One more glance around the room and it’s clear the light is fading, even with how murky it is through the windows. He also notices the light switch though, and the bare bulb hanging above. Walking up to the switch, he flicks it with a quick finger and—

And nothing.

He flicks it back, and then again just once more. Still nothing. If anything, it feels like the light from outside dies just that little further. Chuuya glances at his phone, waking the screen: 20:14. He sighs. It looks like he won’t have time to rest up if he wants to clean under something other than the light of his own phone.

He shrugs off his jacket only to lay it as gingerly as possible over the kitchenette counter, careful that only the outside of leather is sitting on the dusty surface. He doesn’t want to have to clean up his own clothes more than needed as well as the shrine. With a stretch and the roll of his back, he gets to work.

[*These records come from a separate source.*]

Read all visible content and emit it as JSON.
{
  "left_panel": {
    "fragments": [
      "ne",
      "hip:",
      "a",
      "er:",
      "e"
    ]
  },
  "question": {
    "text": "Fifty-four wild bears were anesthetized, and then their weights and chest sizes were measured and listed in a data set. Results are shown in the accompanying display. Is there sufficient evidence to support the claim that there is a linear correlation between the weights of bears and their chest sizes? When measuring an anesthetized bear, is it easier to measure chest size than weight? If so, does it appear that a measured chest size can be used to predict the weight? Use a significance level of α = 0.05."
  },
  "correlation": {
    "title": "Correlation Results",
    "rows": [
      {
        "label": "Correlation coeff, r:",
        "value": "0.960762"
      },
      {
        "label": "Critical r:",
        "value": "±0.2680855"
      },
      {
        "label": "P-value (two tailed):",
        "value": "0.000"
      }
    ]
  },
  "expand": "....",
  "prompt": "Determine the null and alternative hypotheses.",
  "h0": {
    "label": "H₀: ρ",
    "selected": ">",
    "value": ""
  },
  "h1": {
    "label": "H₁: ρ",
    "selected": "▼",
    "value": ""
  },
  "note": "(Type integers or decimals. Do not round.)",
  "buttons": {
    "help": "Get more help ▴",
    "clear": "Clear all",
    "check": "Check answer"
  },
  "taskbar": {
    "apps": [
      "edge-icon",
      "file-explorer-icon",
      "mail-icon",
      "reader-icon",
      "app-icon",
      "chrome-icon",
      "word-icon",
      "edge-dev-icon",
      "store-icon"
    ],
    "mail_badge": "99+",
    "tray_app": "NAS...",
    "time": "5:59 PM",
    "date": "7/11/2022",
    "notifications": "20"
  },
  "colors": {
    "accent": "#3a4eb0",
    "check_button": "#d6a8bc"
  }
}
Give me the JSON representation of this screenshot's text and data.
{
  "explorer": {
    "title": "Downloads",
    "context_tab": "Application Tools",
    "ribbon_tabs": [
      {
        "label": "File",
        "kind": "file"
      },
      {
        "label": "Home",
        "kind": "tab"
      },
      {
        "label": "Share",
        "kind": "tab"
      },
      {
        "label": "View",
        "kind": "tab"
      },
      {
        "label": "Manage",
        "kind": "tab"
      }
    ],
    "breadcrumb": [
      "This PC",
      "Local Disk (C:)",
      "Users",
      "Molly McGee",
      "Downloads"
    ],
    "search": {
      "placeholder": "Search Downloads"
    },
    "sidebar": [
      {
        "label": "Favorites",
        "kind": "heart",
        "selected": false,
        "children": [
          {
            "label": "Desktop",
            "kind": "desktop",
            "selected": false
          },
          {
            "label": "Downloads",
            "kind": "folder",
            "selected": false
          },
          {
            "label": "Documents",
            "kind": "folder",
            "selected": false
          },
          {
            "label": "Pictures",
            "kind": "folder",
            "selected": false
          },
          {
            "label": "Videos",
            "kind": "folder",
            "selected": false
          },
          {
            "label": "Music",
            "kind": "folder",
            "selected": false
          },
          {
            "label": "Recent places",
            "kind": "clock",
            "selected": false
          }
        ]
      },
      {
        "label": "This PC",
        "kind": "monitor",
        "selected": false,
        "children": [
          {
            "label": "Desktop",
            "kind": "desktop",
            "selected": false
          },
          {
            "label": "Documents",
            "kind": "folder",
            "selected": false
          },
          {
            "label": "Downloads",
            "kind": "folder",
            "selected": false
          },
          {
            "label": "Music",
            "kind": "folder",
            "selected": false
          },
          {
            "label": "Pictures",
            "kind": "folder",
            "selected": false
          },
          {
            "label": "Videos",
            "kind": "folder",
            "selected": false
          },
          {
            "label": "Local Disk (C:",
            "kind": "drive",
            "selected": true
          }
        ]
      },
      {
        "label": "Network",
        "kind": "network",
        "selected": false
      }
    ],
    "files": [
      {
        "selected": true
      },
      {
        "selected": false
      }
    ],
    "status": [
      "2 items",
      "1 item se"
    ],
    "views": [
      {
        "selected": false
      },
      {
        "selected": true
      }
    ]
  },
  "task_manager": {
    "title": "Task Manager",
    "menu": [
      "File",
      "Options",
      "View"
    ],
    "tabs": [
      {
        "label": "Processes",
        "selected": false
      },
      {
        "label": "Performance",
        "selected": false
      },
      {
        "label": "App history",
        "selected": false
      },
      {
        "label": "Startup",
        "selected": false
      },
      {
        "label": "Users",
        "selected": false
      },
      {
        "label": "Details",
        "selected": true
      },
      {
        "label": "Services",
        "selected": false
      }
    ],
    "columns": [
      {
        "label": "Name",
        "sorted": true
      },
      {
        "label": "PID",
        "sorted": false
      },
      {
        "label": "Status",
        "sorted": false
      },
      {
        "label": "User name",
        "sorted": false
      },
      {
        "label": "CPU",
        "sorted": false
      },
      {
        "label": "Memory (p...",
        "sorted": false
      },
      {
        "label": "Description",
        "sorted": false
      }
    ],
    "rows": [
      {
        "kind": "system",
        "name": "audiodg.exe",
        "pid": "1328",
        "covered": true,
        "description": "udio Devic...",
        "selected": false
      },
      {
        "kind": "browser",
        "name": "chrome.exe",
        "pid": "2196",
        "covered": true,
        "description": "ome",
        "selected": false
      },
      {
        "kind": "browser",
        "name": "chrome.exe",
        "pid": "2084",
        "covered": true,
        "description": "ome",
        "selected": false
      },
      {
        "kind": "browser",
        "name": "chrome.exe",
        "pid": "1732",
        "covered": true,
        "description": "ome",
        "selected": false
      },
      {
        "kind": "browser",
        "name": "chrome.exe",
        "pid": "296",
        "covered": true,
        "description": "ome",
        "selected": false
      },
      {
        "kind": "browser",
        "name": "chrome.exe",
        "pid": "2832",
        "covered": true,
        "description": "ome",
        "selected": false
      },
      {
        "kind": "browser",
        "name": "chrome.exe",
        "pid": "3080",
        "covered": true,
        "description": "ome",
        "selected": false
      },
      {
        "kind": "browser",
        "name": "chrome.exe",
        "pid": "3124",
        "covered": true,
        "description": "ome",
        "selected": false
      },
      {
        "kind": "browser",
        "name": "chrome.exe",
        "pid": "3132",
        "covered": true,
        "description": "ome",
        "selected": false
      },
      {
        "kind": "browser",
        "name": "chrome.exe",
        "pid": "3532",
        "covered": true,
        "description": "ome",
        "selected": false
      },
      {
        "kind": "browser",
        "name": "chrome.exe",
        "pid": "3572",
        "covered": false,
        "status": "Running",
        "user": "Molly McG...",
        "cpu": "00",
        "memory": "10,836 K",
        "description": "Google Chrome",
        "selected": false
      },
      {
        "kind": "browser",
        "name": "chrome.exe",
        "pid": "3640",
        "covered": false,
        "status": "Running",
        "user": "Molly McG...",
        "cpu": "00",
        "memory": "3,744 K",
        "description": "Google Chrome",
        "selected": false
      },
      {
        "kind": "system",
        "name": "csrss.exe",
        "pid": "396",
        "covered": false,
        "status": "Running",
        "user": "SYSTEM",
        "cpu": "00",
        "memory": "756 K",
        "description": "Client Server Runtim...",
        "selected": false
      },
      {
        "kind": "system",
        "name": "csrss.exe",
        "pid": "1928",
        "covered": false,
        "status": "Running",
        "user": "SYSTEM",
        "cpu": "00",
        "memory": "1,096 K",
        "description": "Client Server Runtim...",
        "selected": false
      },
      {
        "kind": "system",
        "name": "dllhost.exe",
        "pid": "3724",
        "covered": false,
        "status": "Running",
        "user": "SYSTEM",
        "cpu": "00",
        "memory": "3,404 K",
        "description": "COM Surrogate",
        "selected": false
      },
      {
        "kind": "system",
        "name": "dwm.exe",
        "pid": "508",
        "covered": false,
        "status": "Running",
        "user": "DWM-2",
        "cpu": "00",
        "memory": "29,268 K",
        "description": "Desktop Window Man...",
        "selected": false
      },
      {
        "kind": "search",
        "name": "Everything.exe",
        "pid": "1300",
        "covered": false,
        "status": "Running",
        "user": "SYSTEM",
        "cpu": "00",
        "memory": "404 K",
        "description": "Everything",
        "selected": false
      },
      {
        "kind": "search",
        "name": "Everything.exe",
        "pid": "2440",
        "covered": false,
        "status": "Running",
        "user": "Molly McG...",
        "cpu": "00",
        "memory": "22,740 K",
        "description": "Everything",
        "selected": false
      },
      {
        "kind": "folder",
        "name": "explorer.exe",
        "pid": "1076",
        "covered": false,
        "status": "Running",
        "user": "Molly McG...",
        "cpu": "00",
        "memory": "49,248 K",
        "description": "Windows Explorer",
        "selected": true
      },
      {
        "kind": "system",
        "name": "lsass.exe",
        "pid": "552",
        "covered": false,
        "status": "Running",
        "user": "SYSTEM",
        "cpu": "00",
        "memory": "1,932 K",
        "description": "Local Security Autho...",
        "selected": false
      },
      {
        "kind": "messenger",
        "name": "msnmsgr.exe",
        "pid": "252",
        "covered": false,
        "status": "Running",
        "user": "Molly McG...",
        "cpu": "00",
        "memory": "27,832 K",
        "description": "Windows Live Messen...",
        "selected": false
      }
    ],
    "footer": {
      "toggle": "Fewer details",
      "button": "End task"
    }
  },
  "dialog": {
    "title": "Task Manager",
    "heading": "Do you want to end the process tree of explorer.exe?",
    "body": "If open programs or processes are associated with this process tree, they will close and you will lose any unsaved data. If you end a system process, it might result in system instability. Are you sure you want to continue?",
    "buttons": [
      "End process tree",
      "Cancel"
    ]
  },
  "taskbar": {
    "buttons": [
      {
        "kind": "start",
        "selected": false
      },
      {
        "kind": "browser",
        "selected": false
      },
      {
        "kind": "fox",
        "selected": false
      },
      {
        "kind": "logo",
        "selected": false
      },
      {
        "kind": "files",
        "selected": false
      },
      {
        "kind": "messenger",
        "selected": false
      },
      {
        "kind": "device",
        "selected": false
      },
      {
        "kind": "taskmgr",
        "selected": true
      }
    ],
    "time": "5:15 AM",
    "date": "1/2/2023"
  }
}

Opening the windows does work better than he thought it would, already airing out the room. It’s less pleasant smells coming in and more the musty, stale one leaving, picked up by the light breeze outside. There is, however, a slight sweet tang that wafts in, spurring Chuuya on almost as much as the simple freshness.

The dust is a bit more difficult to deal with. Chuuya decides to only clean up the bedroom area for now, leaving the offering room for tomorrow, though he makes sure to open one of the smaller windows to leave overnight too. He takes to retrieving his backpack from his bike, leaving the room be in the meantime to let it air out a little longer.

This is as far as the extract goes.